Катастрофы, разрыва все же не произошло, главным образом благодаря решительности и энергии Анны Григорьевны, тем более удивительных, что она тогда, по собственному ее позднему признанию, была совершенным ребенком. Она сделала все от нее зависящее, чтобы переменить обстановку — уехать за границу, подальше от домашних неурядиц, от надоевших и опостылевших родственников, от всех кредиторов и вымогателей (писателю постоянно грозила долговая тюрьма).
Однако проект совместной поездки за границу был встречен в штыки петербургскими родственниками. Они потребовали, если поездка все же состоится, оставить им деньги на несколько месяцев вперед. Если учесть также требования кредиторов по журналу «Эпоха», то при такой раскладке получалось, что ни о какой поездке за границу и думать было нечего, ибо от последнего аванса «Русского вестника» у них не только ничего не осталось, но даже еще четырехсот рублей не хватало на нужды родственников и на претензии кредиторов.
Анна Григорьевна была в полном отчаянии, но ее отчаяние продолжалось недолго. Неожиданно для родственников, друзей и знакомых она продемонстрировала такую силу характера, что поразила и всех окружающих, и своего мужа прежде всего. Он никак не мог себе представить, что его Аня способна на такой шаг.
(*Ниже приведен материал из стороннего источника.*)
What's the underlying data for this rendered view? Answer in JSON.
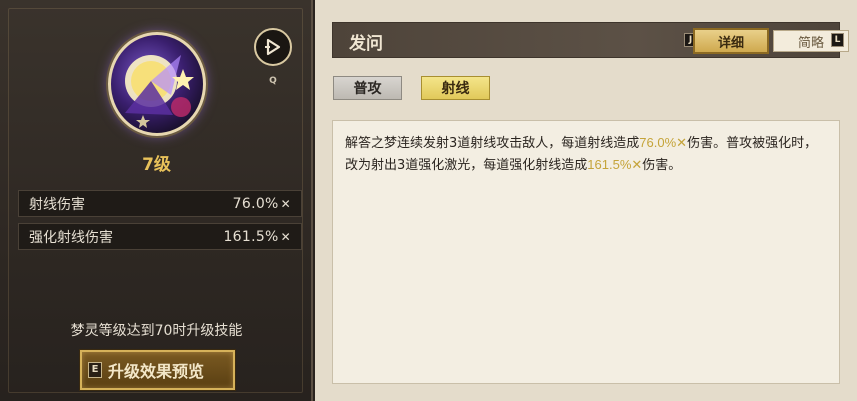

Анна Григорьевна интуитивно почувствовала, что речь идет не просто о спасении их брака, — речь идет о спасении его творческого гения. А ради этого она готова была всем пожертвовать. Анна Григорьевна решает заложить все свое приданое (мебель, серебро, вещи), и на эти деньги 14 апреля 1867 года молодожены уезжают за границу.
Глава девятая
Скитания по Европе
«…Я поехал, но уезжал я тогда со смертью в душе: в заграницу я не верил, то есть я верил, что нравственное влияние заграницы будет очень дурное, — рассказывает Достоевский о своих мрачных предчувствиях А. Н. Майкову. — Один… с юным созданием, которое с наивною радостью стремилось разделить со мною странническую жизнь; но ведь я видел, что в этой наивной радости много неопытного и первой горячки, и это меня смущало и мучило очень… Характер мой больной, и я предвидел, что она со мной измучается. (NB. Правда, Анна Григорьевна оказалась сильнее и глубже, чем я ее знал…)»
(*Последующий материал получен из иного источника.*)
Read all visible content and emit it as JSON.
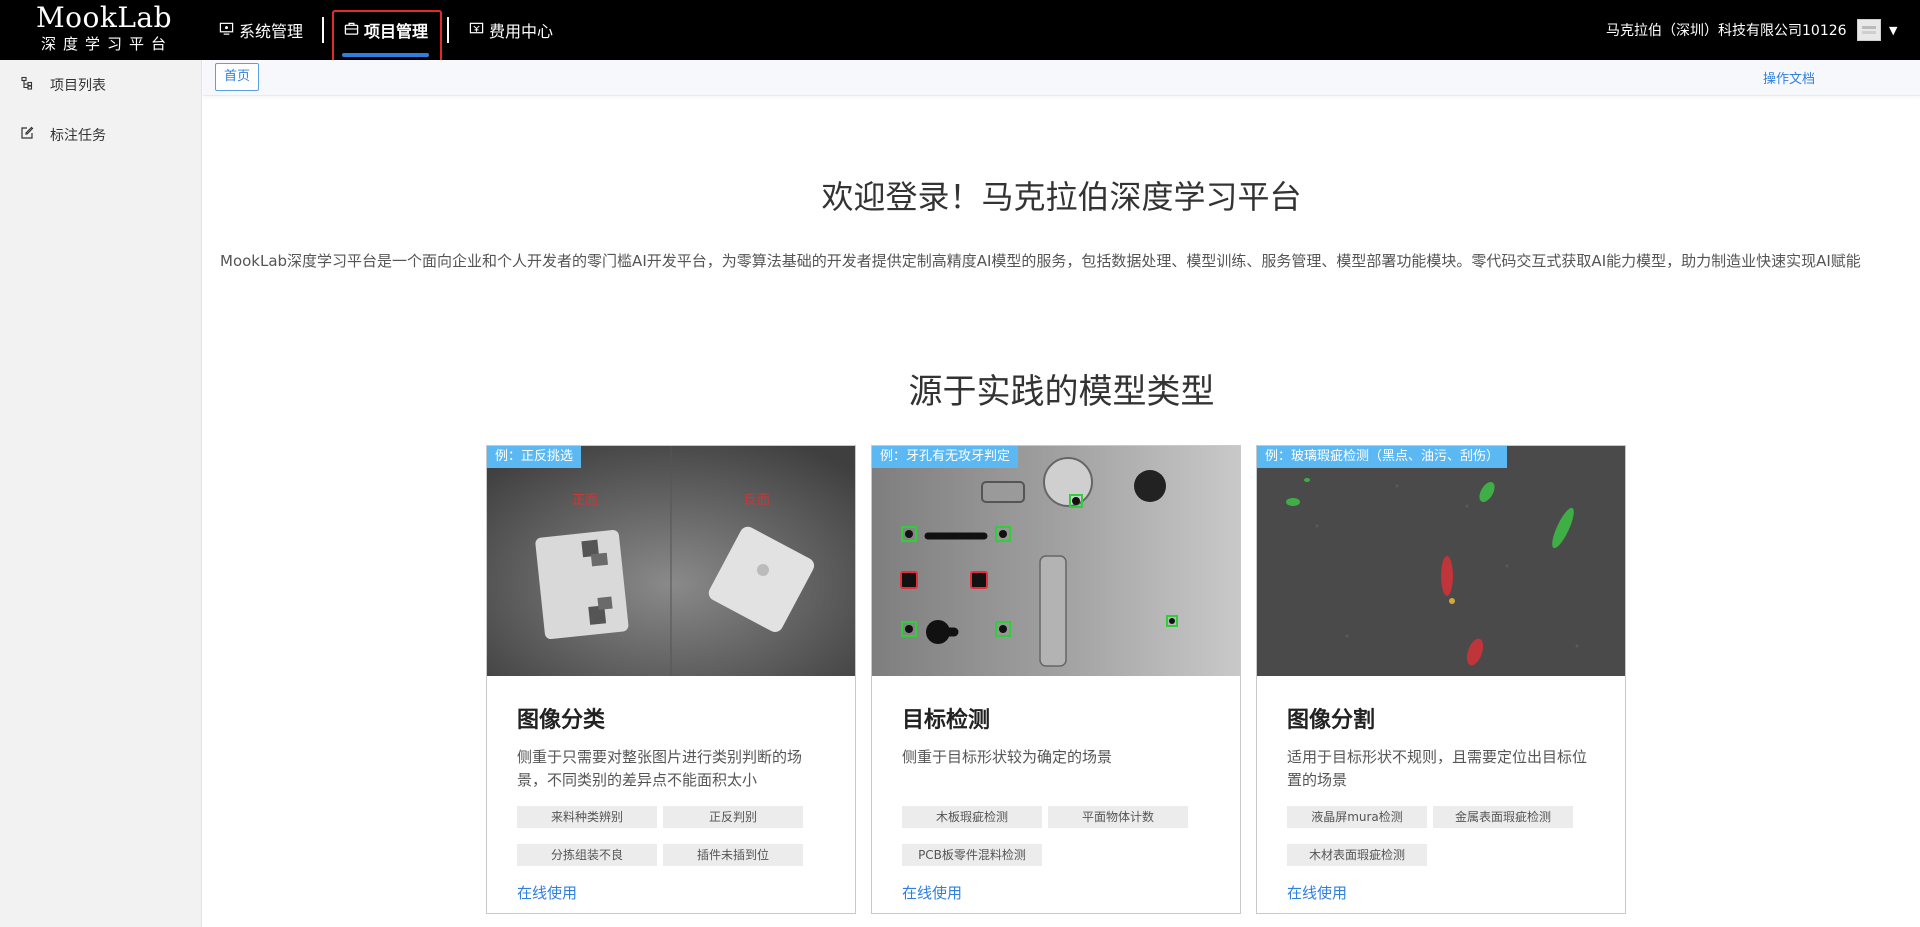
{
  "brand": {
    "title": "MookLab",
    "subtitle": "深度学习平台"
  },
  "nav": [
    {
      "label": "系统管理",
      "icon": "monitor-icon"
    },
    {
      "label": "项目管理",
      "icon": "briefcase-icon",
      "active": true
    },
    {
      "label": "费用中心",
      "icon": "bill-icon"
    }
  ],
  "user": {
    "company": "马克拉伯（深圳）科技有限公司10126"
  },
  "sidebar": {
    "items": [
      {
        "label": "项目列表",
        "icon": "project-list-icon"
      },
      {
        "label": "标注任务",
        "icon": "edit-icon"
      }
    ]
  },
  "tabs": {
    "home": "首页",
    "doc_link": "操作文档"
  },
  "main": {
    "welcome": "欢迎登录！马克拉伯深度学习平台",
    "intro": "MookLab深度学习平台是一个面向企业和个人开发者的零门槛AI开发平台，为零算法基础的开发者提供定制高精度AI模型的服务，包括数据处理、模型训练、服务管理、模型部署功能模块。零代码交互式获取AI能力模型，助力制造业快速实现AI赋能",
    "section_title": "源于实践的模型类型"
  },
  "cards": [
    {
      "tag": "例：正反挑选",
      "title": "图像分类",
      "desc": "侧重于只需要对整张图片进行类别判断的场景，不同类别的差异点不能面积太小",
      "chips": [
        "来料种类辨别",
        "正反判别",
        "分拣组装不良",
        "插件未插到位"
      ],
      "link": "在线使用",
      "labels": [
        "正面",
        "反面"
      ]
    },
    {
      "tag": "例：牙孔有无攻牙判定",
      "title": "目标检测",
      "desc": "侧重于目标形状较为确定的场景",
      "chips": [
        "木板瑕疵检测",
        "平面物体计数",
        "PCB板零件混料检测"
      ],
      "link": "在线使用"
    },
    {
      "tag": "例：玻璃瑕疵检测（黑点、油污、刮伤）",
      "title": "图像分割",
      "desc": "适用于目标形状不规则，且需要定位出目标位置的场景",
      "chips": [
        "液晶屏mura检测",
        "金属表面瑕疵检测",
        "木材表面瑕疵检测"
      ],
      "link": "在线使用"
    }
  ],
  "colors": {
    "accent": "#2f7fe0",
    "active_outline": "#e12b2b",
    "tag_bg": "#5bb8f2",
    "topbar": "#000000"
  }
}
В 1883 году Анна Григорьевна составила краткий хронологический отчет о скитаниях с мужем по Европе с 1867 по 1871 год: 19 апреля (1 мая) 1867 года — приезд через Берлин в Дрезден; 22 июня (4 июля) 1867 года — в Баден-Баден; 13 (25) августа — через Базель в Женеву, где супругов часто посещает Н. П. Огарев; в конце мая 1868 года — переезд из Женевы в Веве; в начале сентября 1868 года — из Веве в Милан; через два месяца — во Флоренцию; в августе 1869 года через Венецию, Триест, Вену и Прагу (Достоевский мечтает познакомиться в Праге с известными деятелями славянского движения Ф. Палацким и Ф. Л. Ригером, но не находит квартиры) снова возвращаются в Дрезден; наконец, 5 (17) июля 1871 года Достоевские выезжают из Дрездена через Берлин в Россию.
Но за этой сухой хронологией стоят драматические события. Скитание молодоженов по Европе началось с Дрездена. Но медовый месяц Достоевского неожиданно оканчивается катастрофой: писателя вновь, как когда-то с Аполлинарией Сусловой, затягивает безжалостная и бездушная рулетка. Достоевский пытается бороться с этим наваждением и не решается признаться молодой жене. Наконец он не выдерживает и начинает убеждать Анну Григорьевну, что это единственный способ поправить их довольно тяжелое материальное положение и рассчитаться с долгами брата Анна Григорьевна согласилась, чтобы он отправился играть в Гомбург.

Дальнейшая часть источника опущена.